Case · 01 / 04
Government · HMRC

Redesigning how millions submit their self-assessment tax return

An end-to-end redesign of one of HMRC's most-used digital services — replacing opaque, form-heavy flows with a guided, conversational experience that works for everyone.

Role Lead UX Designer
Sector UK Government · HMRC
Duration 14 months
Research rounds 8 rounds · 200+ participants
The Problem

A service designed for the system, not the person.

"I just don't know what they're asking me. The words don't make sense to me — I feel like I'm going to get it wrong and get in trouble."

Every year, millions of UK citizens are required to complete a self-assessment tax return. For many, it's one of the most stressful digital interactions they'll have — an experience built around HMRC's internal taxonomy rather than the mental models of the people actually using it.

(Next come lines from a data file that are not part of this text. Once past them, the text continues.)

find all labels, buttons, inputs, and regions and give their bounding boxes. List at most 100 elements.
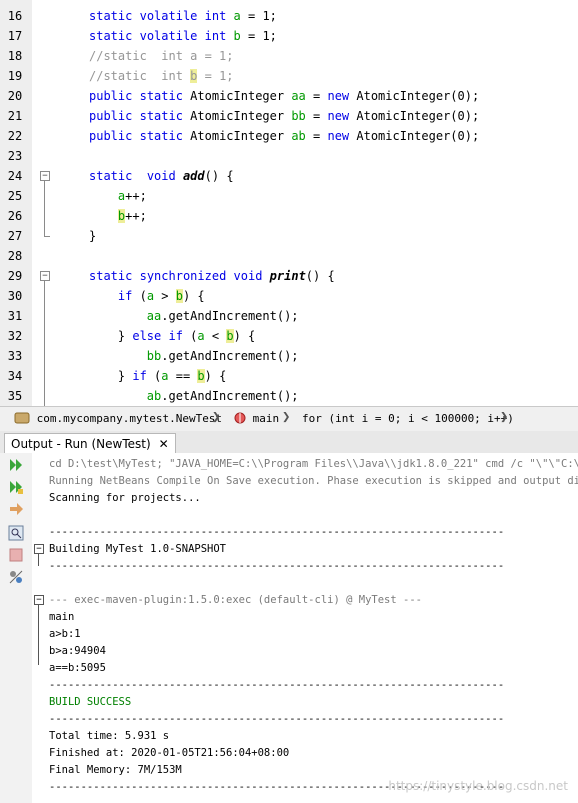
code-text: public static AtomicInteger ab = new Ato… bbox=[89, 129, 480, 143]
tab-output-run[interactable]: Output - Run (NewTest) ✕ bbox=[4, 433, 176, 454]
line-number: 29 bbox=[7, 269, 23, 283]
code-line[interactable]: 26 b++; bbox=[0, 206, 578, 226]
code-text: //static int b = 1; bbox=[89, 69, 234, 83]
line-number: 34 bbox=[7, 369, 23, 383]
line-number: 27 bbox=[7, 229, 23, 243]
code-line[interactable]: 22 public static AtomicInteger ab = new A… bbox=[0, 126, 578, 146]
code-line[interactable]: 16 static volatile int a = 1; bbox=[0, 6, 578, 26]
line-number: 19 bbox=[7, 69, 23, 83]
breadcrumb-method[interactable]: main bbox=[234, 411, 279, 427]
class-icon bbox=[14, 412, 30, 424]
code-line[interactable]: 21 public static AtomicInteger bb = new A… bbox=[0, 106, 578, 126]
chevron-right-icon: ❯ bbox=[212, 409, 221, 425]
code-text: bb.getAndIncrement(); bbox=[146, 349, 299, 363]
output-line: main bbox=[49, 611, 75, 623]
code-text: aa.getAndIncrement(); bbox=[146, 309, 299, 323]
fold-line bbox=[44, 181, 45, 236]
breadcrumb-loop[interactable]: for (int i = 0; i < 100000; i++) bbox=[302, 411, 514, 427]
output-line: b>a:94904 bbox=[49, 645, 106, 657]
code-line[interactable]: 23 bbox=[0, 146, 578, 166]
rerun-icon[interactable] bbox=[8, 457, 24, 473]
code-line[interactable]: 27} bbox=[0, 226, 578, 246]
code-text: public static AtomicInteger bb = new Ato… bbox=[89, 109, 480, 123]
line-number: 22 bbox=[7, 129, 23, 143]
line-number: 20 bbox=[7, 89, 23, 103]
code-text: if (a > b) { bbox=[117, 289, 205, 303]
code-line[interactable]: 17 static volatile int b = 1; bbox=[0, 26, 578, 46]
fold-line bbox=[38, 554, 39, 566]
code-text: } if (a == b) { bbox=[89, 369, 227, 383]
code-text: } bbox=[89, 229, 97, 243]
inspect-icon[interactable] bbox=[8, 525, 24, 541]
code-line[interactable]: 31 aa.getAndIncrement(); bbox=[0, 306, 578, 326]
code-text: } else if (a < b) { bbox=[89, 329, 256, 343]
stop-arrow-icon[interactable] bbox=[8, 501, 24, 517]
chevron-right-icon: ❯ bbox=[282, 409, 291, 425]
line-number: 28 bbox=[7, 249, 23, 263]
code-line[interactable]: 25 a++; bbox=[0, 186, 578, 206]
code-line[interactable]: 28 bbox=[0, 246, 578, 266]
line-number: 31 bbox=[7, 309, 23, 323]
chevron-right-icon: ❯ bbox=[500, 409, 509, 425]
line-number: 25 bbox=[7, 189, 23, 203]
output-line: Scanning for projects... bbox=[49, 492, 201, 504]
close-icon[interactable]: ✕ bbox=[159, 437, 169, 451]
output-toolbar bbox=[0, 453, 33, 803]
line-number: 21 bbox=[7, 109, 23, 123]
output-console[interactable]: cd D:\test\MyTest; "JAVA_HOME=C:\\Progra… bbox=[32, 453, 578, 803]
code-text: //static int a = 1; bbox=[89, 49, 234, 63]
code-text: static void add() { bbox=[89, 169, 234, 183]
line-number: 33 bbox=[7, 349, 23, 363]
code-line[interactable]: 34 } if (a == b) { bbox=[0, 366, 578, 386]
settings-icon[interactable] bbox=[8, 569, 24, 585]
breadcrumb: com.mycompany.mytest.NewTest ❯ main ❯ fo… bbox=[0, 406, 578, 432]
fold-toggle-add[interactable]: − bbox=[40, 171, 50, 181]
code-line[interactable]: 35 ab.getAndIncrement(); bbox=[0, 386, 578, 406]
code-line[interactable]: 19 //static int b = 1; bbox=[0, 66, 578, 86]
line-number: 35 bbox=[7, 389, 23, 403]
fold-toggle-print[interactable]: − bbox=[40, 271, 50, 281]
output-line: ----------------------------------------… bbox=[49, 560, 505, 572]
fold-toggle-building[interactable]: − bbox=[34, 544, 44, 554]
line-number: 17 bbox=[7, 29, 23, 43]
code-text: static volatile int a = 1; bbox=[89, 9, 277, 23]
output-line: Building MyTest 1.0-SNAPSHOT bbox=[49, 543, 227, 555]
code-editor[interactable]: 16 static volatile int a = 1; 17 static vol… bbox=[0, 0, 578, 406]
rerun-with-args-icon[interactable] bbox=[8, 479, 24, 495]
output-line: Final Memory: 7M/153M bbox=[49, 764, 182, 776]
code-text: static volatile int b = 1; bbox=[89, 29, 277, 43]
code-text: a++; bbox=[117, 189, 147, 203]
output-line: Running NetBeans Compile On Save executi… bbox=[49, 475, 578, 487]
code-line[interactable]: 29 static synchronized void print() { bbox=[0, 266, 578, 286]
output-line: ----------------------------------------… bbox=[49, 679, 505, 691]
fold-line bbox=[38, 605, 39, 665]
output-line: Total time: 5.931 s bbox=[49, 730, 170, 742]
line-number: 24 bbox=[7, 169, 23, 183]
line-number: 23 bbox=[7, 149, 23, 163]
fold-toggle-exec[interactable]: − bbox=[34, 595, 44, 605]
code-line[interactable]: 18 //static int a = 1; bbox=[0, 46, 578, 66]
code-text: b++; bbox=[117, 209, 147, 223]
output-line: BUILD SUCCESS bbox=[49, 696, 132, 708]
breadcrumb-class[interactable]: com.mycompany.mytest.NewTest bbox=[14, 411, 222, 427]
code-line[interactable]: 24 static void add() { bbox=[0, 166, 578, 186]
output-line: a>b:1 bbox=[49, 628, 81, 640]
method-icon bbox=[234, 412, 246, 424]
line-number: 18 bbox=[7, 49, 23, 63]
stop-icon[interactable] bbox=[8, 547, 24, 563]
fold-end bbox=[44, 236, 50, 237]
output-tab-bar: Output - Run (NewTest) ✕ bbox=[0, 431, 578, 454]
code-line[interactable]: 30 if (a > b) { bbox=[0, 286, 578, 306]
output-line: ----------------------------------------… bbox=[49, 526, 505, 538]
line-number: 30 bbox=[7, 289, 23, 303]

The service suffered from dense, jargon-heavy language, a non-linear structure that forced users to hold too much in their heads at once, and no meaningful guidance when people got stuck. The result was a high drop-off rate, a flood of avoidable support contacts, and significant accessibility failures for users with lower digital literacy or cognitive load constraints.

Discovery research identified three core failure modes:

  • 01 Language opacity. Tax terminology presented without plain-English alternatives caused widespread confusion and decision paralysis at key junctures.
  • 02 Structural overload. Users were presented with all sections simultaneously — with no indication of relevance to their specific situation — making the journey feel impossibly large.
  • 03 No safety net. When users made errors or got confused, the service provided no recovery path — leaving them to abandon or submit incorrect returns.
The Solution

From a form to a conversation.

1
Situation-first routing

Instead of presenting the full return to every user, we introduced a short qualifying flow that established their situation — employment type, income sources, changes from last year. The service then surfaced only the sections relevant to them, reducing perceived complexity by over 60% for the majority of users.

2
Plain language throughout

Every question was rewritten in collaboration with content designers and plain English specialists. Legal and tax definitions were retained as expandable contextual help, not as the primary instruction. We tested language variations in 6 of 8 research rounds, iterating until 90%+ of participants could answer each question without assistance.

3
Guided, one-thing-at-a-time flow

We restructured the experience as a single-question-per-page pattern (aligned with GOV.UK Design System principles), with clear progress signposting, contextual hints, and the ability to save and return at any point. Error states were redesigned to be specific, actionable, and non-judgmental.

4
Accessibility by default

Every component was built and tested against WCAG 2.1 AA standards, with additional research sessions conducted with screen reader users, users with dyslexia, and users on low-bandwidth connections. Accessibility was a design constraint from day one — not a post-delivery audit.

The Results

Measurable impact, at scale.

↑34%
Completion rate

More users completing their return end-to-end without abandoning — a direct consequence of reduced cognitive load and clearer language.

↓50%
Support contacts

Halving avoidable calls and web chat requests by giving users the context and confidence to proceed independently.

0
Critical accessibility failures

First version of the service to pass an external accessibility audit with zero critical or serious failures across all tested scenarios.